Danıştay Başkanı Alan, ‘‘İdari Dava Daireleri Genel Kurulu sabit bir kurul değil. Bu durum ne yazık ki istikrarsızlığa yol açıyor. Toplanma nisabı duruma göre değişiyor ve iyi de olmuyor’’ dedi.
1997 yılında bu durumun önüne geçmek için sayıyı sabitleyecek bir düzenleme önerisi yapmışlar.
Hükümet bu öneriyi yasa teklifi haline getirip Meclis'e götürmüş, ama Meclis'ten geçmemiş. Bu yüzden de bugün Danıştay'da bazen kurumu zor durumda bırakan, genel olarak da bir içtihat oluşmasını engelleyen bu değişken sayılı toplantılar halen devam ediyor.
Nuri Alan, İdari Dava Daireleri Genel Kurulu'nun üye tam sayısının bugün için 43 olduğunu söyledi. Prensip olarak Danıştay Başkanı bu toplantılara katılmazmış, bu nedenle sayı 42'ye düşermiş. Çift sayı olmayacağı için bir kişi daha katılmazmış, 41 olurmuş.
‘‘Eğer bir dairenin verdiği kararın temyizi için toplanılıyorsa, ilgili daire de toplantıya girmeyeceği için sayı otomatik olarak 34'e düşüyor’’ diyor Danıştay Başkanı.
Benim dün sözünü ettiğim kararda 23 oy var, nerede bu 11 kişi?
Üyelerden Gülsen Yenişehirli ve Ender Çetinkaya raporluymuş. Engin Kumrular isimli üye idari izinli. 1 üyenin eşi, kararı temyiz edilen 10. dairede görevli olduğu için gelmemiş. Etti 4. 1 kişi, çift sayı olmasın diye girmemiş. Etti 5. Kaldı 29 kişi. 6 kişi hálá kayıp.
Başkan Alan, ‘‘Bunların nerede olduğunu araştıramam. Ama eminim ki, kendi iş yoğunluklarından dolayı gelememişlerdir. Ayrıca da yasal olarak bu kurul bu tip davalarda 15 kişi ile toplanabiliyor. Her şey yasal’’ dedi.

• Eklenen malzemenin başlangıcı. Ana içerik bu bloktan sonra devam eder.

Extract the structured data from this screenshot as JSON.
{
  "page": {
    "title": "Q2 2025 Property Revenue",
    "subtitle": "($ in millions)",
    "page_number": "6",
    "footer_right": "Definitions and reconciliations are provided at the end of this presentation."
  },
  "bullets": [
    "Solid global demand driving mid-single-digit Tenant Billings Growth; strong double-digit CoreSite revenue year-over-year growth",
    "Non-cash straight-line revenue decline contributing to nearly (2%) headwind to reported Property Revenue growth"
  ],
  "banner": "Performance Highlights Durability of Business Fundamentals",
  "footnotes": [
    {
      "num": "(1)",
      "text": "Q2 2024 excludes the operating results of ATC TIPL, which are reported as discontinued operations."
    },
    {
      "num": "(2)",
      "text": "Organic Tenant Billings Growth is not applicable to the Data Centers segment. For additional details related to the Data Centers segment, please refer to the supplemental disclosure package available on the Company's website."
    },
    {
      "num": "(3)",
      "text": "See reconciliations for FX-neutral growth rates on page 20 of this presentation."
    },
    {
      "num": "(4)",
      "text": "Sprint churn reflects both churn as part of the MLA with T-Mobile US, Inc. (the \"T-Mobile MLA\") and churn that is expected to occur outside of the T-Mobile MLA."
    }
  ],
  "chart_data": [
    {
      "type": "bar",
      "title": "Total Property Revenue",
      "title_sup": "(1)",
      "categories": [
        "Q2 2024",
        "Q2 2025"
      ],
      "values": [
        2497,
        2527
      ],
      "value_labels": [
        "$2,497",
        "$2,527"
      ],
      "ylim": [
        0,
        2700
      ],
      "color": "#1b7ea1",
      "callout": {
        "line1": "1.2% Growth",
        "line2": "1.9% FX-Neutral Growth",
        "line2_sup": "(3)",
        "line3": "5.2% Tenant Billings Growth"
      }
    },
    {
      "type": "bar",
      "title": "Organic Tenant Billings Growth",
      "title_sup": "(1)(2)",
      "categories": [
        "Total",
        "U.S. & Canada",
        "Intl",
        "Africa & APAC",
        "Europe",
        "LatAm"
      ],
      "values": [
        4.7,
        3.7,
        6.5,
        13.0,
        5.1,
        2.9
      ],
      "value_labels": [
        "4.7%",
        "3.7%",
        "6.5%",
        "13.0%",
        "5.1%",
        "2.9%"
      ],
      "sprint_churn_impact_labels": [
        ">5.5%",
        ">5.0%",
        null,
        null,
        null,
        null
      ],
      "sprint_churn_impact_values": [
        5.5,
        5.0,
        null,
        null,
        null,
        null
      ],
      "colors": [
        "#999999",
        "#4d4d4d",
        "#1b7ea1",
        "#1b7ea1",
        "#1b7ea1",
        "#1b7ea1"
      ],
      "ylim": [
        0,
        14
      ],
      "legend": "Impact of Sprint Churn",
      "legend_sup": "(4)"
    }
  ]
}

Ben de, ‘‘Haklısınız yasal. Ama bu yasallık doğru mu?’’ diye sordum.
Aslında galiba yanlış yere sordum. Bu durumu düzeltmesi gereken yer Meclis.
İnşallah düzeltirler.
Avantacı avantacıdır
BAZI ‘‘meslektaşlarım’’, basın kartının avantalarını eleştiren bana karşı kampanya açtılar.
Kimi ‘‘üniversite’’ destekli ‘‘internet cücükleri’’ de bunlara kucak açıyor. Bu avantalar sürmeliymiş; çünkü onlar gazeteciymiş.
Sahtekárlar.
Siz ‘‘kamu hizmeti’’ yapıyorsunuz da, aynı gazetenin matbaasında çalışan adam yapmıyor mu?
Kamu hizmeti falan palavra. Herkes avantası sürsün istiyor. Ama halkın gözünde nerede olduklarını bilmiyorlar.
İşte bir okurdan gelen mektup.
Bir veli, oğlunu okula götürüyor ve kaldırıma park edilen, yolu tıkayan otomobillere neden bir önlem almadıklarını soruyor.
Polisin yanıtı kısa oluyor:
‘‘Bu otomobiller gazetecilere ait. Valilikten özel izin almışlar. Dokunamayız.’’
Okurum diyor ki, ‘‘Bütün hayvanlar eşittir ama bazıları daha eşit’’.
Ben bu sözü değiştirdim.
Bütün avantacılar aynıdır. Mesleğinin ne olduğu fark etmez.
NE ZAMAN ADAM OLURUZ?
Gazetecilerin kendilerine gelen her faks ve e-mail'i yayınlamalarının mümkün olmadığını okurlar takdir ettiği zaman.